2008 — 29 April: Tuesday

Again too tired (at 00:32) for more than a simple placeholder entry. I've been busily ripping CDs and also scanning DVD artwork. Busy busy. Yawn. G'night.

What to do?

It's bright and sunny, has obviously been pretty wet overnight, and is now 08:03 — choices include a walk in the New Forest and some new TV setting-up for a new user. Plus the question of lunch (and whether it's a packed one or not). All these decisions.

Had I "kept up" my (essentially) schoolboy French, I'd get rather more out of this web site. But I got the gist of this (rear) entry:

Aujourd'hui, j'avais rendez-vous pour une simple IRM pour un petit kyste aux ovaires. Comme prévu, une infirmière me pose un cathéter, puis elle me dit : "Retournez-vous, je vais vous insérer un peu de gel par l'anus, ça ne sera pas trés agréable". Ça c'était pas prévu.

"Life is Merde in France, Too" in Spiegel Online


Right! Time (08:46) to start packing that lunch. Oil prices up. Oil company profits up. How much money do these people need? Or want? "The frog does not drink up the pond in which he lives." Yet we behave as if we have a spare planet or two tucked, as it were, in our back pocket.

Speaking of ponds... And our early experiments with a fountain (I was in charge of the electric stuff, you understand, not the onsite installation):

Christa and an early fountain

Horrid weather...

... put paid to a longer walk (and is still making the prospect of supplies shopping very unattractive at 17:00) so we settled for just over a couple of miles around Southampton Common, giving my slightly gaudy new jacket its first real (and successful) outdoor trial...

My new jacket

... as we crossed to The Cowherds and back. I was first in that pub in mid-November 1982, as revealed by a snippet from my books database:

I think I've been there once more in the past quarter of a century, though we must have driven past it at least once a week on average.

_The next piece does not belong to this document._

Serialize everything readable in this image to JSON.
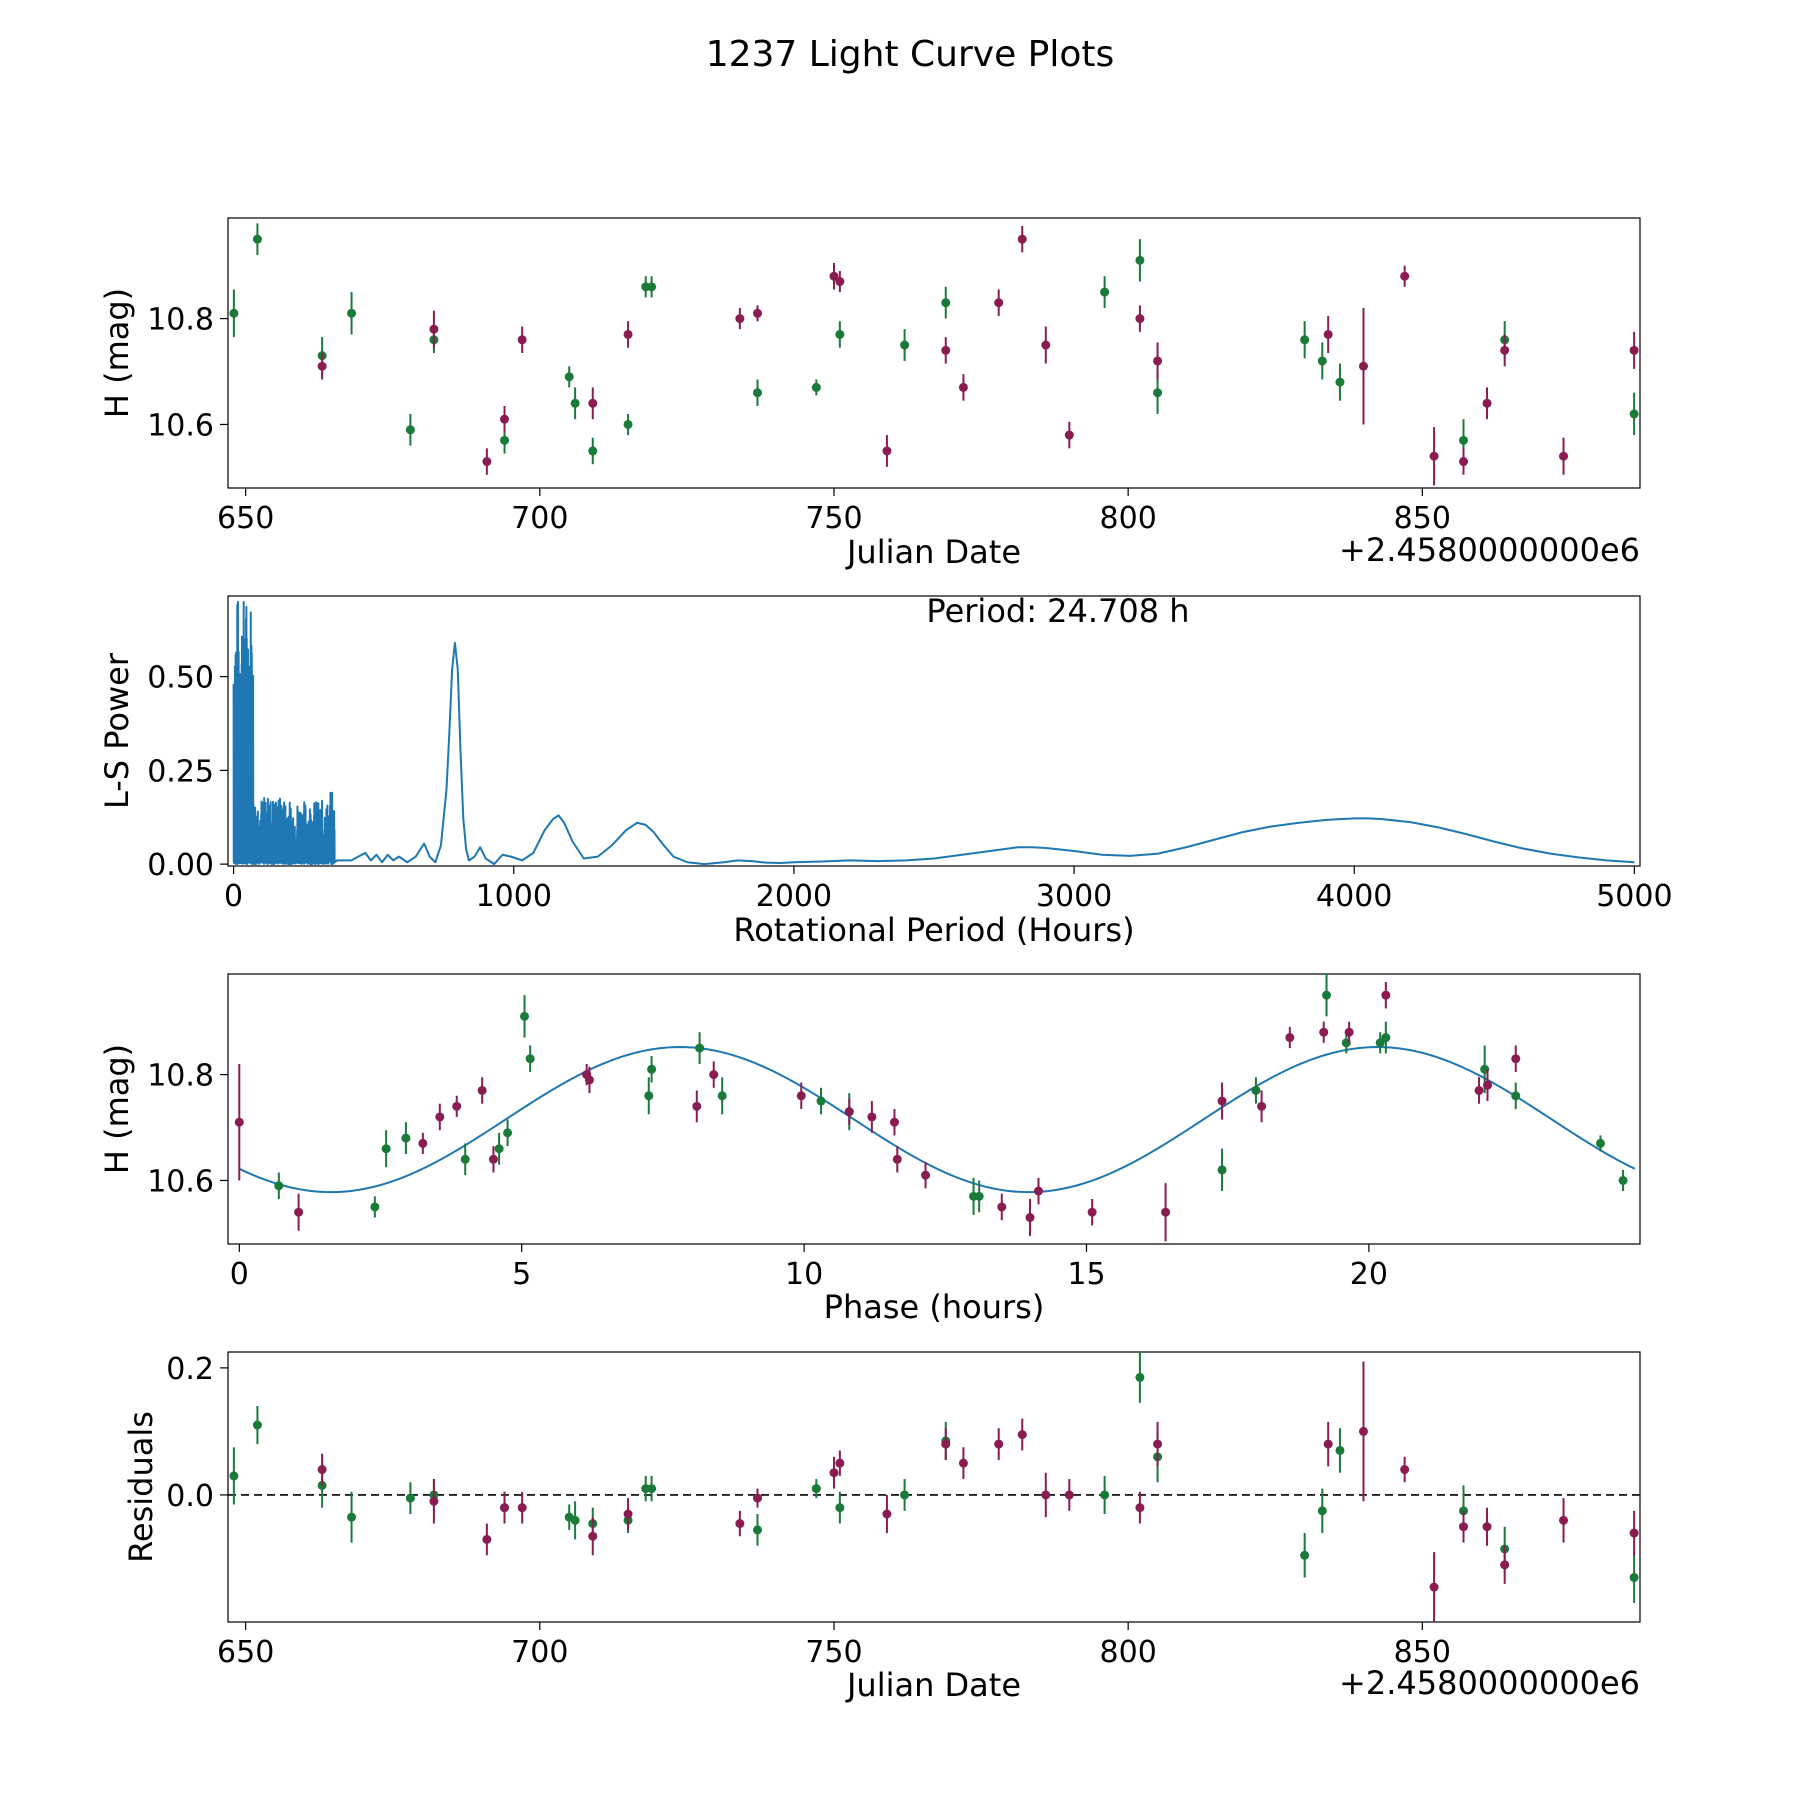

Ken was a contract1 technical writer information developer at the Hursley Lab when I joined in 1981; he subsequently left to become a freelance agent of these strange creatures. We met up in the pub for me to collect the two books that his US girl friend had very kindly obtained2 for me, and then brought over to the UK. Our paths didn't cross again until November 1996 when he was a member of the audience listening (and occasionally laughing) as I was giving a talk about Java at the annual gabfest of the ISTC in (of all places) Beaumont, Old Windsor, where I'd begun my computing career back in February 1974.

Freesat snippets

Thanks to Brian for this link.

The BBC Radio 2 DJ has just told us that in seven weeks it starts to get darker in the evenings! Made me laugh. Still, as I listen to the pouring rain, let me offer a belated thanks to my mad Midlands Aunt, too...

Although I don't much like being out in the rain I quite enjoy the sound of it splatting against the window as a) I like to kid myself it's cleaning the glass, and b) the sound always reminds me of my childhood holidays with my Aunt Peg and Uncle Graham in the Midlands. Not that it always rained but — when it did — they had no problem with me having my nose stuck in a book all day without telling me it was "bad for my eyes". They kindly hosted me for a fortnight a year, and had a very relaxed attitude to, well, just about everything, really. Including getting me accepted into the "grownup" section of the local library, not minding when I wished to change six library books every couple of days, driving me around Army & Navy Surplus Stores (during the 1966 World Cup match) looking for headphones, letting me stay up until I was actually ready to sleep, snacking at odd times, walking their dog (I must be one of the few people ever to have been bitten by a golden retriever that had known me for years), spreading my beloved Meccano all over the bedroom floor...

Buried treasures... dept.

Many years ago, there was a local store in Eastleigh called "Mr. Gee". One of its employees, Steve Gibbs, shook himself free and set up "Pinpoint Music", the so-called one-stop CD shop. Since he was both local, and a specialist, I tended to buy many of my CDs from his little shop. This is the back of the insert of the first "Now..." title on CD. To my astonishment, Wikipedia suggests "The Now 4 CD is now extremely collectable and with the item being so rare, it can frequently attract bids of up to five hundred pounds on internet auction sites as fans complete their Now CD collections." (It cost me £11-99.)

Now 4

I bought it purely for the Ghostbusters track, which Graham Meech and I had both enjoyed hearing while on a business trip in Texas and Florida in the summer of 1984, while testing the draft of the first edition of the CICS Application Programming Primer on a "batch" of batch COBOL programmers. He bought the vinyl single over there — I waited a few more months for this CD compilation.

  

Footnotes

1  I had no idea that permanent IBMers tended not to socialise with contract staff in those distant days — my initial batch of friends were almost all contract staff, oddly.
2  Oh, the lengths we bibliophiles had to go to before the advent of the Interweb malarkey and sites like Amazon!